Although that conversation did not ultimately impact her career negatively, Jackson says it’s taken a great deal of personal introspection and therapy to confront her shame around her own very human limitations and to understand the importance of having a career and a life that she can sustain. “Do I still feel shame? I don’t, because I know the only way to get rid of the stigma [around mental health] is to talk about it. When I started opening up about it, many of my peers in the industry shared that they felt the same way, that they’d their own struggles and believed they couldn’t talk about it,” Jackson says. “My job can be very intense—you’re working on deadline on heavy topics—but I know what I need to do to keep my mental health in a good place.”
Jackson says she divides her life into the things she knows she can let go of, which she thinks of as plastic balls, and the more crucial components of her life, which she considers the glass balls. “Housework is a plastic ball. If you came into my house today, I have mail everywhere and laundry that’s not done, and that’s fine.

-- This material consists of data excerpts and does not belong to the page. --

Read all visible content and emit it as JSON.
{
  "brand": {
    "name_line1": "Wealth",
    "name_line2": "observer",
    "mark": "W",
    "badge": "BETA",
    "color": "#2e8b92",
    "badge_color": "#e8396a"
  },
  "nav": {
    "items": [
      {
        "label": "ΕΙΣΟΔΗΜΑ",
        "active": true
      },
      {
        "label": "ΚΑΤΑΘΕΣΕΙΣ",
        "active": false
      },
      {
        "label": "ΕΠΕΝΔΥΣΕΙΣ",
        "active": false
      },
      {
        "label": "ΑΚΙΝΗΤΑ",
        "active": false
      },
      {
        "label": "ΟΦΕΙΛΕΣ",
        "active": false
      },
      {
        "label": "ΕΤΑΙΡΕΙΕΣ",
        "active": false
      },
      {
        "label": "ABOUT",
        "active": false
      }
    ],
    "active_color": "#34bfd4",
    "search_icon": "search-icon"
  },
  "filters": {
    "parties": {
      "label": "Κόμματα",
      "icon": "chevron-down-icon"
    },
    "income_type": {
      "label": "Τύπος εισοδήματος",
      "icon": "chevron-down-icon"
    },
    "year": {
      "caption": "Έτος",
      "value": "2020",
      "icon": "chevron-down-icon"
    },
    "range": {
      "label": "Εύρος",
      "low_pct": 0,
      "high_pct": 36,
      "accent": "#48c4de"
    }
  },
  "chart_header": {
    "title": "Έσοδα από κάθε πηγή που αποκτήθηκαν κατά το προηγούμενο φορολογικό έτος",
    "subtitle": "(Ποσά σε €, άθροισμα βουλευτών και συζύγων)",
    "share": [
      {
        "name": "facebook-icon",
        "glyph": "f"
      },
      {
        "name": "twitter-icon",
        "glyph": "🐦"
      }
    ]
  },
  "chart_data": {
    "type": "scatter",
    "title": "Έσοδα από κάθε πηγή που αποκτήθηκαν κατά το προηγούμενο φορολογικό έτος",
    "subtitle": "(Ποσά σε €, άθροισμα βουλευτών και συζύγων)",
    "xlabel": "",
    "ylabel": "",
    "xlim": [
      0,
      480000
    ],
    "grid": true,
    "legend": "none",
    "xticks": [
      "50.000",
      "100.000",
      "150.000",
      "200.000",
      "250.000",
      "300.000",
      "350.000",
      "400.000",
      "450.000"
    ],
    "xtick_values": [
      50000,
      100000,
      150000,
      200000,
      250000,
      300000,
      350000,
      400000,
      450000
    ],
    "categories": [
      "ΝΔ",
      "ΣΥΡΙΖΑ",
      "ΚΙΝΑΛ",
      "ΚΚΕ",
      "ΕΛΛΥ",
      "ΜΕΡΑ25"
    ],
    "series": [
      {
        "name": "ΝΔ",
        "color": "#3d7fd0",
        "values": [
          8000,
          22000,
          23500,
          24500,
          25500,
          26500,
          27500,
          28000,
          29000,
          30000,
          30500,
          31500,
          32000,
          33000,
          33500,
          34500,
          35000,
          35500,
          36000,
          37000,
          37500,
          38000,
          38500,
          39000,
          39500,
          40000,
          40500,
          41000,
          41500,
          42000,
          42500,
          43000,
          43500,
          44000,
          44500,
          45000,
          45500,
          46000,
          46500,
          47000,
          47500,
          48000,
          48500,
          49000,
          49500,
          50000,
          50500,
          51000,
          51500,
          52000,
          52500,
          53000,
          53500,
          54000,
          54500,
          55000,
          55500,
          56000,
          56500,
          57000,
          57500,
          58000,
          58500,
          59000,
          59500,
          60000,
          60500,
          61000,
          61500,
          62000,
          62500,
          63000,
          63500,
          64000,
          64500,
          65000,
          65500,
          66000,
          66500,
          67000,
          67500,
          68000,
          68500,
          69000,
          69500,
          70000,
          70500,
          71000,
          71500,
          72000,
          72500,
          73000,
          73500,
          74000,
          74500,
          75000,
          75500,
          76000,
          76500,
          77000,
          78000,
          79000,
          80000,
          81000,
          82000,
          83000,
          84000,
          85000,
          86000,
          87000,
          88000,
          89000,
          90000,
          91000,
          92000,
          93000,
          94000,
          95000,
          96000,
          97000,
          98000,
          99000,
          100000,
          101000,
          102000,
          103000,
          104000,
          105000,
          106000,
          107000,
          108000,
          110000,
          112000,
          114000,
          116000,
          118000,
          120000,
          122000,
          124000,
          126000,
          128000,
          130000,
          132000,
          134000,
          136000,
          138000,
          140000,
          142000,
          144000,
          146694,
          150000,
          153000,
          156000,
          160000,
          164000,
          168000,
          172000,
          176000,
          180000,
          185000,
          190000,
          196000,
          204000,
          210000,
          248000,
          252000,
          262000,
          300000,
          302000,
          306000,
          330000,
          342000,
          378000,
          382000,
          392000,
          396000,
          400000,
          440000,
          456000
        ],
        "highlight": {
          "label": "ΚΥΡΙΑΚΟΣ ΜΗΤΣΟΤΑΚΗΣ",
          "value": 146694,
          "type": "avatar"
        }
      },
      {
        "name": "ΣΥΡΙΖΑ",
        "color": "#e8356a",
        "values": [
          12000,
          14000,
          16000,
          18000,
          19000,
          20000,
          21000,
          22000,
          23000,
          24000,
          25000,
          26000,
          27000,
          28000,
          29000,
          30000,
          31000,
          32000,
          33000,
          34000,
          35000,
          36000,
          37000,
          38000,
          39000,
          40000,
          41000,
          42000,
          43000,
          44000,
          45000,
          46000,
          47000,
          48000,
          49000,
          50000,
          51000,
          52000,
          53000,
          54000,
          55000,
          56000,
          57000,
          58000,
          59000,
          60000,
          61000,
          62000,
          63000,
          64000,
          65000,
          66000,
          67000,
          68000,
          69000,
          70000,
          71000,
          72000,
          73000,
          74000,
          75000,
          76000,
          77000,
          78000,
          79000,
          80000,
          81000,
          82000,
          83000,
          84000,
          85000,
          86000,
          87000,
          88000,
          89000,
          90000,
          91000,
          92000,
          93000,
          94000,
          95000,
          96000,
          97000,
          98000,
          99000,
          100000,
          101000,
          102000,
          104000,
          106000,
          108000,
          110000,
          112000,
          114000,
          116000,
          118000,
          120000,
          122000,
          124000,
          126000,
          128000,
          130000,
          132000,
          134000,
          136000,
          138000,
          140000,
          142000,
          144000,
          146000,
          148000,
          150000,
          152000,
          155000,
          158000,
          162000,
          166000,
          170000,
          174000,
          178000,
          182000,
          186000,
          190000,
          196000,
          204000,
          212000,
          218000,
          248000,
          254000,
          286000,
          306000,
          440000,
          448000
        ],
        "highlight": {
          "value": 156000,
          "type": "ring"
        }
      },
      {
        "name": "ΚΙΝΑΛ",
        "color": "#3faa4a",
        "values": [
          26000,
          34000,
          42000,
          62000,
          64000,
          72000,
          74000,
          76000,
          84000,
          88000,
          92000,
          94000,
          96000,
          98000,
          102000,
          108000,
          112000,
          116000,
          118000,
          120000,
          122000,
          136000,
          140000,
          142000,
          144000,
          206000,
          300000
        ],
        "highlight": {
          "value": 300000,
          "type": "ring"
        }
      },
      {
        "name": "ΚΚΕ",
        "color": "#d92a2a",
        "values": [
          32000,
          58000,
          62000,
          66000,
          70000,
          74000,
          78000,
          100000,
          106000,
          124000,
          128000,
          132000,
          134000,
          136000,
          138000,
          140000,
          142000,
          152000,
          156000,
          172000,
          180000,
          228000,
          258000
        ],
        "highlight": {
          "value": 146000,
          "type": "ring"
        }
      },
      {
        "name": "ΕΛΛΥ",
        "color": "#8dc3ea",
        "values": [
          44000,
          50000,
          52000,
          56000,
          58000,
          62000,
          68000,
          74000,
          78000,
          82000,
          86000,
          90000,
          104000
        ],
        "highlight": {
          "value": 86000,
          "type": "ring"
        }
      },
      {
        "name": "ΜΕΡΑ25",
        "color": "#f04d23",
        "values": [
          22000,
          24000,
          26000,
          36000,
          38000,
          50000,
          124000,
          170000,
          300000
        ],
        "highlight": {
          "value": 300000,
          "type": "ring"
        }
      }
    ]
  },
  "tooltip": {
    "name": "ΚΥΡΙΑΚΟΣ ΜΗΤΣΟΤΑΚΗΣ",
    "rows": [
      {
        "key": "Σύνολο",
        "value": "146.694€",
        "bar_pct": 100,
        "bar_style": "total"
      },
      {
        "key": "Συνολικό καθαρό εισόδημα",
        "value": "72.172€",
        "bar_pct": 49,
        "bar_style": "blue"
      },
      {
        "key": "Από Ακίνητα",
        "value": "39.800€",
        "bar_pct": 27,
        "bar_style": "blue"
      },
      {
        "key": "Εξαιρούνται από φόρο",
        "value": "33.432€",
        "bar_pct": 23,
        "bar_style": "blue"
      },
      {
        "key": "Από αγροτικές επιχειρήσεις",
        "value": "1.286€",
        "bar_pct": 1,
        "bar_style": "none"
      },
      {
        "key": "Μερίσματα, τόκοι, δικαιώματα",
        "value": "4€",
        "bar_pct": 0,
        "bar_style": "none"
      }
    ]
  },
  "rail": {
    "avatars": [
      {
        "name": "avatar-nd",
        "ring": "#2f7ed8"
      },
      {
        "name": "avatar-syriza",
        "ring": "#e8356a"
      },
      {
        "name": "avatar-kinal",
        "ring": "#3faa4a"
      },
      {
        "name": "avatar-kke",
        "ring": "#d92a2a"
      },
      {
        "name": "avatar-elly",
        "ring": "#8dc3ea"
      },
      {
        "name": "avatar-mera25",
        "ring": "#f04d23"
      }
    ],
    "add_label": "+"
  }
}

I’m constantly thinking of all the things I’m juggling, and which are glass and which are plastic, so I know where my energy needs to be spent,” she says. “And that keeps me sane.”
Hallie Jackson Now
Hallie Jackson’s news show, Hallie Jackson NOW, expanded to 2 hours and now streams live from 5 p.m. to 7 p.m. on the NBC streaming service NBC News NOW. On her show, her coverage spans national and international news, culture, sports, and technology.